I implemented structured outputs for Claude that way here: https://github.com/simonw/llm-anthropic/blob/500d277e9b4bec6...
Nice to see them support it officially; however, OpenAI has officially supported this for a while but, at least historically, I have been unable to use it because it adds deterministic validation that errors on certain standard JSON Schema elements that we used. The lack of "official" support is the feature that pushed us to use Claude in the first place.
It's unclear to me that we will need "modes" for these features.
Another example: I used to think that I couldn't live without Claude Code "plan mode". Then I used Codex and asked it to write a markdown file with a todo list. A bit more typing but it works well and it's nice to be able to edit the plan directly in editor.
Agree or Disagree?
My favorite one is going through the plan interactively. It turns it into a multiple choice / option TUI and the last choose is always reprompt that section of the plan.
I had switch back to codex recently and not being able to do my planning solely in the CLI feels like the early 1900s.
To trigger the interactive mode. Do something like:
Plan a fix for:
<Problem statement>
Please walk me through any options or questions you might have interactively.
I would hope that this is not what OpenAI/Anthropic do under the hood, because otherwise, what if one of the strings needs a lot of \escapes? Is it also supposed to newer write actual newlines in strings? It's awkward.
The ideal solution would be to have some special tokens like [object_start] [object_end] and [string_start] [string_end].
I think the new feature goes on to limit which token can be output, which brings a guarantee, where the tools are a suggestion.
Structured outputs are the most underappreciated LLM feature.
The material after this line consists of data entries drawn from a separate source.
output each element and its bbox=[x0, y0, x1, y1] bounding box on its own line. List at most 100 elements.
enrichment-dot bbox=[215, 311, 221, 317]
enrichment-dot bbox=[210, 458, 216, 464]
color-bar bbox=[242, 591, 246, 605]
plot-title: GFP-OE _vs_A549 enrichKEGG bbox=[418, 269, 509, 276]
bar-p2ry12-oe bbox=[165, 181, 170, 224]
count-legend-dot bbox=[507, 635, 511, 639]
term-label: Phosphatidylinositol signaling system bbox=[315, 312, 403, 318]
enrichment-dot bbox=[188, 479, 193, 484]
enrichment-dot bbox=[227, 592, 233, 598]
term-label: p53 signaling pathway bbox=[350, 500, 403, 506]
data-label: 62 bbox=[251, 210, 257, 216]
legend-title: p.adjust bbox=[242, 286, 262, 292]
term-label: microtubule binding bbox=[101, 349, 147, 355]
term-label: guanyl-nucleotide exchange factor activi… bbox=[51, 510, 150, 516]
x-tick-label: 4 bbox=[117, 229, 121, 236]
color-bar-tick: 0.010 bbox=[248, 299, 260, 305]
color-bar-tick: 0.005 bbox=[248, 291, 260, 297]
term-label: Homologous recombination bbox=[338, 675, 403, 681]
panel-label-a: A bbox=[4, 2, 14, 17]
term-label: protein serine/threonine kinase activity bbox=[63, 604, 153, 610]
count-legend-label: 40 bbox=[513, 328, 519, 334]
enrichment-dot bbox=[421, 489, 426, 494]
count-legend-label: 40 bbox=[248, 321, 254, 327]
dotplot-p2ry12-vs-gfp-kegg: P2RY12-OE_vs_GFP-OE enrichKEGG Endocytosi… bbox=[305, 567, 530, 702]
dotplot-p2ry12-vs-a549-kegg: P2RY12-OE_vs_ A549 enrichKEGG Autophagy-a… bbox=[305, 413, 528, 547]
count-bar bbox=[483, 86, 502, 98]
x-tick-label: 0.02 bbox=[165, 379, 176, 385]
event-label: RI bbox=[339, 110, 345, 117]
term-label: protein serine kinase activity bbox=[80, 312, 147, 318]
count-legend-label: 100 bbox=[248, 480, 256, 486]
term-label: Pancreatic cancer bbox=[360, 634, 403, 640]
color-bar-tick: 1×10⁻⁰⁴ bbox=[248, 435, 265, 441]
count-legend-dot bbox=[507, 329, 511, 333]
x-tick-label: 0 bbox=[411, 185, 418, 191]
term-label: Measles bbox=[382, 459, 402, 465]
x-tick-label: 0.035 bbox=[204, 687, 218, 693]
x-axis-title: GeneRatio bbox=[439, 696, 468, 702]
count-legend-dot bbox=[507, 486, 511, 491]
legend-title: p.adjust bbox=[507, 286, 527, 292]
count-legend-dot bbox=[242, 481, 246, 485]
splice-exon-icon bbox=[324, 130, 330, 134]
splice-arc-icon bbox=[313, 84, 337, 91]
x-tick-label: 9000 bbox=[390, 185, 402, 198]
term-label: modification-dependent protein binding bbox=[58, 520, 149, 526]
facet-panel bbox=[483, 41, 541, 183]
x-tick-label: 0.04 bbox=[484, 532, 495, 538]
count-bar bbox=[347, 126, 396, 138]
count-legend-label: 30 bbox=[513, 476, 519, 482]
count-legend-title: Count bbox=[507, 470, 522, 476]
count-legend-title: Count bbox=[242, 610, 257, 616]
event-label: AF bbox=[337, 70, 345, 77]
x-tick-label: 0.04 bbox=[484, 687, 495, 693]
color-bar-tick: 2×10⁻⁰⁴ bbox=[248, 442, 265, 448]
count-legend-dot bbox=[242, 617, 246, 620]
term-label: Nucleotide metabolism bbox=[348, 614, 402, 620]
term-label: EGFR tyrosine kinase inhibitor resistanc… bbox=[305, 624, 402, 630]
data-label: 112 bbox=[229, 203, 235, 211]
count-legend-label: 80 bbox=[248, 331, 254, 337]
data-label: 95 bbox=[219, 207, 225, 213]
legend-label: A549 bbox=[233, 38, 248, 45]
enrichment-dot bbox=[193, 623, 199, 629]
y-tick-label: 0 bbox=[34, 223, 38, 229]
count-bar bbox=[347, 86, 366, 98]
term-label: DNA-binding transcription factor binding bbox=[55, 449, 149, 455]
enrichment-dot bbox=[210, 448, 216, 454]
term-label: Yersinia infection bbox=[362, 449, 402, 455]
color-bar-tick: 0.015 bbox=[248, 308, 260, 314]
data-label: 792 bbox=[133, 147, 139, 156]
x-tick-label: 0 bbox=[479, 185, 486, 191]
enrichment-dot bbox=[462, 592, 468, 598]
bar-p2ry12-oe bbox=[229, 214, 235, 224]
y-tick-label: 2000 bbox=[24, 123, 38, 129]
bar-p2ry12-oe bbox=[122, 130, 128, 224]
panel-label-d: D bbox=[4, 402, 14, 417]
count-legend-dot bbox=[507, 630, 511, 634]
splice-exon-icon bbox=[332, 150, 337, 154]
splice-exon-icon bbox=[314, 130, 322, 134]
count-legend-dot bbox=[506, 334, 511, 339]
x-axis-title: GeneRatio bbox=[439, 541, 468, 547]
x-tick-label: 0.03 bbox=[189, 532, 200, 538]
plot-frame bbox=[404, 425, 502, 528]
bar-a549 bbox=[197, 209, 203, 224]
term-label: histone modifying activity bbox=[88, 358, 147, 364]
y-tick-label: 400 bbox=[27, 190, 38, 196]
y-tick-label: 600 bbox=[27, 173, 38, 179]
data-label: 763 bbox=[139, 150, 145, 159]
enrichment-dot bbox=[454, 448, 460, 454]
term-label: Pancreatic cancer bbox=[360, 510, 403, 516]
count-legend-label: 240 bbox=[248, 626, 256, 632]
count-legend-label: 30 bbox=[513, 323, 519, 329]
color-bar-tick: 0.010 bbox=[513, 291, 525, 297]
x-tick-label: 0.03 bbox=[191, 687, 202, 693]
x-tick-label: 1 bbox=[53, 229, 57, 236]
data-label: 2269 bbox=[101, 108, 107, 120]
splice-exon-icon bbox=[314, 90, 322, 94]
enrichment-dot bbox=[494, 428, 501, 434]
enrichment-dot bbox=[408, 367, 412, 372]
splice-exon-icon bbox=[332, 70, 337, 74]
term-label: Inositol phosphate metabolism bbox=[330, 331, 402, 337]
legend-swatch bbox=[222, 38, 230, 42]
If you're building anything except a chatbot, it's definitely worth familiarizing yourself without them.
They're not too easy to use well, and there aren't that much resources on the internet explaining how to get the most out of them you can.
You could get this working very consistently with GPT-4 in mid 2023. The version before June, iirc. No JSON output, no tool calling fine tuning... just half a page of instructions and some string matching code. (Built a little AI code editing tool along these lines.)
With the tool calling RL and structured outputs, I think the main benefit is peace of mind. You know you're going down the happy path, so there's one less thing to worry about.
Reliability is the final frontier!
But also Gemini supports contrained generation which can't fail to match a schema, so why not use that instead of prompting?
In general you can break any model by using a sampler that chooses bad enough tokens sometimes. I don't think it's well studied how well different models respond to this.
Even asking for JSON (without constrained sampling) sometimes degrades output, but also even the name and order of keys can affect performance or even act as structured thinking.
At the end of the day current models have enough problems with generalization that they should establish a baseline and move from there.
IMO this was the more elegant design if you think about it: tool calling is really just structured output and structured output is tool calling. The "do not provide multiple ways of doing the same thing" philosophy.
I built a customized deep research internally earlier this year that is made up of multiple "agentic" steps, each focusing on specific information to find. And the outputs of those steps are always in json and then the input for the next step. Sure you can work you way around failures by doing retries but its just one less thing to think about if you can guarantee that the random LLM output adheres at least to some sort of structure.